Northern Ireland

Vello Systems makes 15 people redundant in Belfast

vello Image copyright vello

US software company Vello Systems is understood to have made 15 staff at its Belfast office redundant.

The company, which is headquartered in California's Silicon Valley, only officially opened its office in Belfast in February.

In a statement, Vello Systems said it expected the reduction in its workforce to be temporary.

Last year the software company committed to creating 71 jobs in Northern Ireland.

It also received an offer of financial support worth £710,000 from Invest Northern Ireland to create them.

The agency said the jobs would generate over £2.4m in salaries each year for the local economy.

As of February, 30 staff members had started working for the company.

In its statement, Vello Systems said: "While the European market represents a huge opportunity for Vello and we are still dedicated to growing our presence here through our Belfast office, due to a recent change in business priorities and focus, we have had to temporarily reduce our headcount."

Enterprise Minister Arlene Foster and Invest NI chief executive Alastair Hamilton were present at the official opening of Vello's research and development facility in Belfast in February.

Invest NI said Vello's decision to reduce its headcount for the time being was deeply regrettable. But it said no public money had yet been given to the US business.

A spokesman said: "It is an entirely commercially driven decision by the company.

"While Invest NI's strategy aims to attract early stage, high growth international businesses to Northern Ireland, it is important to recognise that not all of these companies will develop as easily as established businesses.

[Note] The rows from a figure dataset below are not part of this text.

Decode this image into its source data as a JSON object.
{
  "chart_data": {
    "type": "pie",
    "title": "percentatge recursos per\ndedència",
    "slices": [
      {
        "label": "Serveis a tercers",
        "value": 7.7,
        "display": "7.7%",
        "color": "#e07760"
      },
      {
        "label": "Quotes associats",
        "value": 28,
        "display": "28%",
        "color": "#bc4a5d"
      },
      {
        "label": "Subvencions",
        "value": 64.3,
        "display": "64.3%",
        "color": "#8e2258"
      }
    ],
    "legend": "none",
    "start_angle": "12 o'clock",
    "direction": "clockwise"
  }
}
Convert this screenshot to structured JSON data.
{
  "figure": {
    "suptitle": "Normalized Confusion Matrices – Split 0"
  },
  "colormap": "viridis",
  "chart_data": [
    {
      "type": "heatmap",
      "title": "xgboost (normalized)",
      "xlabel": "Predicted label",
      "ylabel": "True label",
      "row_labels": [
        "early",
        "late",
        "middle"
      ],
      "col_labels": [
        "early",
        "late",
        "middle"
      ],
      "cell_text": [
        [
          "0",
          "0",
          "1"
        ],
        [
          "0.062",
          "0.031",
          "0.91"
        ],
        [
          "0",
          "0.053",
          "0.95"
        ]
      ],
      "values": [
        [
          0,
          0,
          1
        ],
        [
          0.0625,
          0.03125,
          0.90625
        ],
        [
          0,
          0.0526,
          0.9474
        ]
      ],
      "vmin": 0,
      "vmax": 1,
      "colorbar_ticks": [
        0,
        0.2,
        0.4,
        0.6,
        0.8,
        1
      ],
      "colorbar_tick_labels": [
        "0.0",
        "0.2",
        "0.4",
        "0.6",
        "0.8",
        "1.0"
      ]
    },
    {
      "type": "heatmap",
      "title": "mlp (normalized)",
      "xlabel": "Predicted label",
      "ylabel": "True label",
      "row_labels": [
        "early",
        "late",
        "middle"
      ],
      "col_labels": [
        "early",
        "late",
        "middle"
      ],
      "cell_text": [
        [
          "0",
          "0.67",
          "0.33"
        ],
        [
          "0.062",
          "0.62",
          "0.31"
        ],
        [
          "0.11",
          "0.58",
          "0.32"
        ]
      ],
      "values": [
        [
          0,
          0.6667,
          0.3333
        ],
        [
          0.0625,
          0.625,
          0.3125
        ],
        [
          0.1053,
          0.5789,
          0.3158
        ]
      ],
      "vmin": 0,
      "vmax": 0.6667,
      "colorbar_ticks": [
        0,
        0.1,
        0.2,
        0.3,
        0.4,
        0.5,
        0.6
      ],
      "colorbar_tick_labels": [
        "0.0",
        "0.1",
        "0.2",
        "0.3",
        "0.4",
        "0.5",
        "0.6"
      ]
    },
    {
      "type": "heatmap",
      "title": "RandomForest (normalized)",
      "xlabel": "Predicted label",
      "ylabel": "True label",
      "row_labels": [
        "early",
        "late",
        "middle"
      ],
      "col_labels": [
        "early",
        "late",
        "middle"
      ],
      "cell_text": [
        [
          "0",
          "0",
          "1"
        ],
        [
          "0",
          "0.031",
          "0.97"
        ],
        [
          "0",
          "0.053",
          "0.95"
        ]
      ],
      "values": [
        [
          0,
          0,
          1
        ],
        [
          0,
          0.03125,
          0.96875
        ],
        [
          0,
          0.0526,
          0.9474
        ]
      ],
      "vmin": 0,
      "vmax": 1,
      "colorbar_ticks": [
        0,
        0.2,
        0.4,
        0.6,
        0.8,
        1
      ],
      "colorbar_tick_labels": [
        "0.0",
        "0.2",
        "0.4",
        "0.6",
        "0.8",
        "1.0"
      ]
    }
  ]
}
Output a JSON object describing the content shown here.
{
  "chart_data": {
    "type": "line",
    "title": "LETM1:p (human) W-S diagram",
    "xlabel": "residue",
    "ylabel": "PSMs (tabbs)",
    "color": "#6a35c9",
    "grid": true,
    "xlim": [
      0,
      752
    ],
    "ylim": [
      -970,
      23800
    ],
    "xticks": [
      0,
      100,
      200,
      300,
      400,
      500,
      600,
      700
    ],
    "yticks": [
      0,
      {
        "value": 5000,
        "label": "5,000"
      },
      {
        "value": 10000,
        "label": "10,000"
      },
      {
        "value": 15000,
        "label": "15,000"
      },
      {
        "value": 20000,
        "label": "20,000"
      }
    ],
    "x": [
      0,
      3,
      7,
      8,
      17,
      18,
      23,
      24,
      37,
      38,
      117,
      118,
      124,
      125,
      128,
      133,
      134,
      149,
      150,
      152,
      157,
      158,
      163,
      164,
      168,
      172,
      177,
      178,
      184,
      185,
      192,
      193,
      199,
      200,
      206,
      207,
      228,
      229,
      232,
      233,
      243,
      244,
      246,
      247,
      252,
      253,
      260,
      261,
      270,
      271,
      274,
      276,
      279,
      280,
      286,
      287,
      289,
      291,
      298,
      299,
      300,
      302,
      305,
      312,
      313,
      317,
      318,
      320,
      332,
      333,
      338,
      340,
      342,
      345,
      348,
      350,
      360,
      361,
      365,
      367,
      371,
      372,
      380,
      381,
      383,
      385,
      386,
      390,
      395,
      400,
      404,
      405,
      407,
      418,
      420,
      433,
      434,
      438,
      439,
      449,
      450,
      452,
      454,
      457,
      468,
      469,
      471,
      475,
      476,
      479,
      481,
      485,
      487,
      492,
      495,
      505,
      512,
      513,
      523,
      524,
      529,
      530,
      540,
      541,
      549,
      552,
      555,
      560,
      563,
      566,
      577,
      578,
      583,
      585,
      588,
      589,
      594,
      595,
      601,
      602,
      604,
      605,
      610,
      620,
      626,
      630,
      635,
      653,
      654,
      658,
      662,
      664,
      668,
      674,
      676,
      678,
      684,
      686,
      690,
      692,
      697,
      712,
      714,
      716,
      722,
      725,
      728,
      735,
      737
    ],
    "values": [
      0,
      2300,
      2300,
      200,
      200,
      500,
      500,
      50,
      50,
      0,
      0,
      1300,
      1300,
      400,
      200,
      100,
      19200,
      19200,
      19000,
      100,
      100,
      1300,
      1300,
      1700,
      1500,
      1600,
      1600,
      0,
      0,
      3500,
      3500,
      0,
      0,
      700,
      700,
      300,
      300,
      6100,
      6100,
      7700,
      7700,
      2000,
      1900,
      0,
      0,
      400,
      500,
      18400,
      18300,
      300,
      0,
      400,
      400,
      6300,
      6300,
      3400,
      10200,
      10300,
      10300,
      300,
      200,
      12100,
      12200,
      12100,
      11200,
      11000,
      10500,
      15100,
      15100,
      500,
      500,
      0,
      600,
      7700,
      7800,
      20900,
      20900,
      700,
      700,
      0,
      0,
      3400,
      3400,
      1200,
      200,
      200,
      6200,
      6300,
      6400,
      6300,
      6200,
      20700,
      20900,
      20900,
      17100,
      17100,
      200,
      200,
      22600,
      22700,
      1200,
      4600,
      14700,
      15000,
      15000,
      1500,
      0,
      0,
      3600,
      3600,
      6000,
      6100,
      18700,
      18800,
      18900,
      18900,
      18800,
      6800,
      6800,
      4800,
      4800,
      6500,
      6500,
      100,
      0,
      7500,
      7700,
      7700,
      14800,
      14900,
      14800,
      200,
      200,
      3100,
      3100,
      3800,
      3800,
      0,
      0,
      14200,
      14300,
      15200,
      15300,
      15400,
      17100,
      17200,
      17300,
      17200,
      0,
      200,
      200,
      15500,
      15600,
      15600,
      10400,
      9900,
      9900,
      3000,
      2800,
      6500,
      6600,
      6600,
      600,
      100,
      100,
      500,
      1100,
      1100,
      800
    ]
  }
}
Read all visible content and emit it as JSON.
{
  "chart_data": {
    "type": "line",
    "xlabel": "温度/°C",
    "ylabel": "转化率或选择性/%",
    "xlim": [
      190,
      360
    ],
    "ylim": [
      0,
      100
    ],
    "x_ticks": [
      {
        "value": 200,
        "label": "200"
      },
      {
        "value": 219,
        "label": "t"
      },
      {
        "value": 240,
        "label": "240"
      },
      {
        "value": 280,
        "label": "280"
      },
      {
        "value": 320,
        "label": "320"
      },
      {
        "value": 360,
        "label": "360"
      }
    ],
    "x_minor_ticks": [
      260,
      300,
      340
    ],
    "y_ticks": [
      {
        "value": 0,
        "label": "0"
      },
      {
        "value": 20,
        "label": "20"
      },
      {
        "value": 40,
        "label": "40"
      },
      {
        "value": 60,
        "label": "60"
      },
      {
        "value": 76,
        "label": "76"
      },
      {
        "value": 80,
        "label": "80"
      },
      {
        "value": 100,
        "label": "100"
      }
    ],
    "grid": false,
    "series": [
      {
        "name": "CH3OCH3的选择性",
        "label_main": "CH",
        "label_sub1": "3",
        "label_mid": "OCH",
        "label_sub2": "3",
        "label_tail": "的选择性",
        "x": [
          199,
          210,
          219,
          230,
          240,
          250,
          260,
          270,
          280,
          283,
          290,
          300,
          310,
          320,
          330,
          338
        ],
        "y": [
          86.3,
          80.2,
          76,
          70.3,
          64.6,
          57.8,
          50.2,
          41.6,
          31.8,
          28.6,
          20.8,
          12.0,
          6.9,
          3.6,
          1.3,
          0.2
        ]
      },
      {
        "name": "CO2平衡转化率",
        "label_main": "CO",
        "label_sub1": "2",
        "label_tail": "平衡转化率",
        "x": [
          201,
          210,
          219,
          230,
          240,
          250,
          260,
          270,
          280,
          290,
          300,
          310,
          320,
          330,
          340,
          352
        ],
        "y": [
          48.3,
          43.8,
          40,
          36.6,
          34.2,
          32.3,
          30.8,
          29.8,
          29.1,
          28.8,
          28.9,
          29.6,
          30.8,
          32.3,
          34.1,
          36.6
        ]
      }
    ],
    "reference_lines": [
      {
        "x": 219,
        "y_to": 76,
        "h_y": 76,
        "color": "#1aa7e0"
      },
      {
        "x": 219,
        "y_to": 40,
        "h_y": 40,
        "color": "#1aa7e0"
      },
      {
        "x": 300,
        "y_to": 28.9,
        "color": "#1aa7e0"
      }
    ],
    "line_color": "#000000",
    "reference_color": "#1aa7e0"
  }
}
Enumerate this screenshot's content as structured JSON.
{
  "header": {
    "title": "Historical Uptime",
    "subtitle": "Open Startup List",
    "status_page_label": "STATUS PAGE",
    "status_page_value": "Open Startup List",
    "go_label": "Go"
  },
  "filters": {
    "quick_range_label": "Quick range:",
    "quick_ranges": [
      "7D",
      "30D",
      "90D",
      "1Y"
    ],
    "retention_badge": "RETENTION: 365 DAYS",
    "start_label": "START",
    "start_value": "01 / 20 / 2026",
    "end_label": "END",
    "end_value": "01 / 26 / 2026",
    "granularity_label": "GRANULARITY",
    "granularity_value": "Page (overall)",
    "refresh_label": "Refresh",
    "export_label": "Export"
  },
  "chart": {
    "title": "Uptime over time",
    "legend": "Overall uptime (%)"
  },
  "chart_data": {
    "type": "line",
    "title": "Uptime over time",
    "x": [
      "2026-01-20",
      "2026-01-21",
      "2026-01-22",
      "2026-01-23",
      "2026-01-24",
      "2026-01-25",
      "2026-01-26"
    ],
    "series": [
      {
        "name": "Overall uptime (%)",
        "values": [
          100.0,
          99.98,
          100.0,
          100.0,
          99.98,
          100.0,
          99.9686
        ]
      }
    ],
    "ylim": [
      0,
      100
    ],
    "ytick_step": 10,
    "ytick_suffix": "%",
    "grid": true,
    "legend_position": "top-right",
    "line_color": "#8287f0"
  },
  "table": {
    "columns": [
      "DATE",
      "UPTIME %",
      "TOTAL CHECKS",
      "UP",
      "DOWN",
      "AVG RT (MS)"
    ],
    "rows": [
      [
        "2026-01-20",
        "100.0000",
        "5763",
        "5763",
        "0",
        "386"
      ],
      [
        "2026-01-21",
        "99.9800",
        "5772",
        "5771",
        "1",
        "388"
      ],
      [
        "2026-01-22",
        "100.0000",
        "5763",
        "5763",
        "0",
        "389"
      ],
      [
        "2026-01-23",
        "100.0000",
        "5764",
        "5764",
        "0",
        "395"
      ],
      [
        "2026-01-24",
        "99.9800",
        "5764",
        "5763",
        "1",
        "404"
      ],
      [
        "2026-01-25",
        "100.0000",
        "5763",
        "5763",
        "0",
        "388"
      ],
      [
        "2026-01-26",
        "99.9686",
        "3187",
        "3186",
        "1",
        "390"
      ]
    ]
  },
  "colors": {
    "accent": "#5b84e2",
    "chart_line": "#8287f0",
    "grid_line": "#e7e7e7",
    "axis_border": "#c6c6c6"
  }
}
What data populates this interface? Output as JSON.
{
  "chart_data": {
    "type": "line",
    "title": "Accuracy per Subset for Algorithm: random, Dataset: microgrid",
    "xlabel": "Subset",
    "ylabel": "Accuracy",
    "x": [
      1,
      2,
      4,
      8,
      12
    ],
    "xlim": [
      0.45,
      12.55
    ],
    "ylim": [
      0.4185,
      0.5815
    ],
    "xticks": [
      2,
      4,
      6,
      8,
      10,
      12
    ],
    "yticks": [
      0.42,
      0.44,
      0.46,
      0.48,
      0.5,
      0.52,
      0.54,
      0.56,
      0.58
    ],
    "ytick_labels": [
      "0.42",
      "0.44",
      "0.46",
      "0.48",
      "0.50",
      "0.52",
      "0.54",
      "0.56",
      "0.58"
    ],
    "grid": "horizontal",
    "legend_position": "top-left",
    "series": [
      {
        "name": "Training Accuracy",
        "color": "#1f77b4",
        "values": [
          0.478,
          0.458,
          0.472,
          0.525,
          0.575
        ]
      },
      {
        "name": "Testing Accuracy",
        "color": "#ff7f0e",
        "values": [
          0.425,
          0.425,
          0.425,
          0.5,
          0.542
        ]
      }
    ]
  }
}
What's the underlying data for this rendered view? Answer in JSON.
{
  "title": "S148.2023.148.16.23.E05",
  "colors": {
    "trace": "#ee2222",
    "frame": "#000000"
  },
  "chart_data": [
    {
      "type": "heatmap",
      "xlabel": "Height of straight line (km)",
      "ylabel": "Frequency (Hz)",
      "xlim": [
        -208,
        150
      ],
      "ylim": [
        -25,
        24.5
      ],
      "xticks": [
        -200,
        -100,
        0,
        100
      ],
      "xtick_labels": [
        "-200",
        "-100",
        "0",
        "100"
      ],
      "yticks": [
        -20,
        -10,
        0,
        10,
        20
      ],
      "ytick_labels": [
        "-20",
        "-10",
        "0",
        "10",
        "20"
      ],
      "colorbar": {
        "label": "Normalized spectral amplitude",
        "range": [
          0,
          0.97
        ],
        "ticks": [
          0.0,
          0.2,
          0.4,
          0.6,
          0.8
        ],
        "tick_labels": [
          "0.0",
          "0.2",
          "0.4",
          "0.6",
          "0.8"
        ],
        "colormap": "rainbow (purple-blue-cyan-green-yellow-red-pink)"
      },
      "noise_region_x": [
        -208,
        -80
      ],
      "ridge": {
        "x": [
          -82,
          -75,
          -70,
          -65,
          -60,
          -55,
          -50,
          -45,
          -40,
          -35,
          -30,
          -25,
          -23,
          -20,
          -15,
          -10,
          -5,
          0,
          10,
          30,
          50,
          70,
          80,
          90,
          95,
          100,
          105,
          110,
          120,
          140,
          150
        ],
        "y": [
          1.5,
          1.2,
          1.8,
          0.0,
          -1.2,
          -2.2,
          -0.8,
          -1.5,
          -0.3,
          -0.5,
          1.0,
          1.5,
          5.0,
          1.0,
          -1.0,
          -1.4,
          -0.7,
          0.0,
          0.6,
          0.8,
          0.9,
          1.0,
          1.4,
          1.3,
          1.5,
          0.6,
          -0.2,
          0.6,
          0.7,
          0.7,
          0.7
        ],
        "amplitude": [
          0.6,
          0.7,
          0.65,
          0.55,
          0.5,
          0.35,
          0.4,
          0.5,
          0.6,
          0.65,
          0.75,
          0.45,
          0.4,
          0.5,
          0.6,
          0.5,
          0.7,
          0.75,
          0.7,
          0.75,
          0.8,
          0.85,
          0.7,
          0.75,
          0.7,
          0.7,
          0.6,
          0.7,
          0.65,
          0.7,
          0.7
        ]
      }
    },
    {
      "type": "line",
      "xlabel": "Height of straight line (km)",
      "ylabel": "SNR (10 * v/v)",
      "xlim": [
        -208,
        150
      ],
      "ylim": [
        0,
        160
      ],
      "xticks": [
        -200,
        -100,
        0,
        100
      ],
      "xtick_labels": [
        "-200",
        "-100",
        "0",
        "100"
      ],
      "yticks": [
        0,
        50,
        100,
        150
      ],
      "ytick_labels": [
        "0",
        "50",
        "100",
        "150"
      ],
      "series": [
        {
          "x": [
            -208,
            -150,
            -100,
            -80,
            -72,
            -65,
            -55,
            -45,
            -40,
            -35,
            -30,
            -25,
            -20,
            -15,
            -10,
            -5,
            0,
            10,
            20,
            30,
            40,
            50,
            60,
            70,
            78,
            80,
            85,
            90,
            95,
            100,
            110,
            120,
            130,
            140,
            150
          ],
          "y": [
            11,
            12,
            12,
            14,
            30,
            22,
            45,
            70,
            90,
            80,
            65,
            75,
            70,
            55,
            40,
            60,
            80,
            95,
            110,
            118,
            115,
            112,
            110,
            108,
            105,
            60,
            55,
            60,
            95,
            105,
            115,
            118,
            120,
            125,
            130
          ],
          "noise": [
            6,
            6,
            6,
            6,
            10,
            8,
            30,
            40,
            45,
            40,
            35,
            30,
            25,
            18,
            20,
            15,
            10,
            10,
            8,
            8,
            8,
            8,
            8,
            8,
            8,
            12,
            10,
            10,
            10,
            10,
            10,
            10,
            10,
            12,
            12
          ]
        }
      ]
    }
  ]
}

"This risk is clearly managed in the offers that Invest NI makes to protect public money and in this case the company has not received any of the money offered in support of the investment. Invest NI is continuing to work closely with the company to explore ways to fully exploit its commitments here."

It is understood the staff who lost their jobs were Java, Javascript and Python developers. These are all programming skills that are in high demand among other IT firms in Northern Ireland.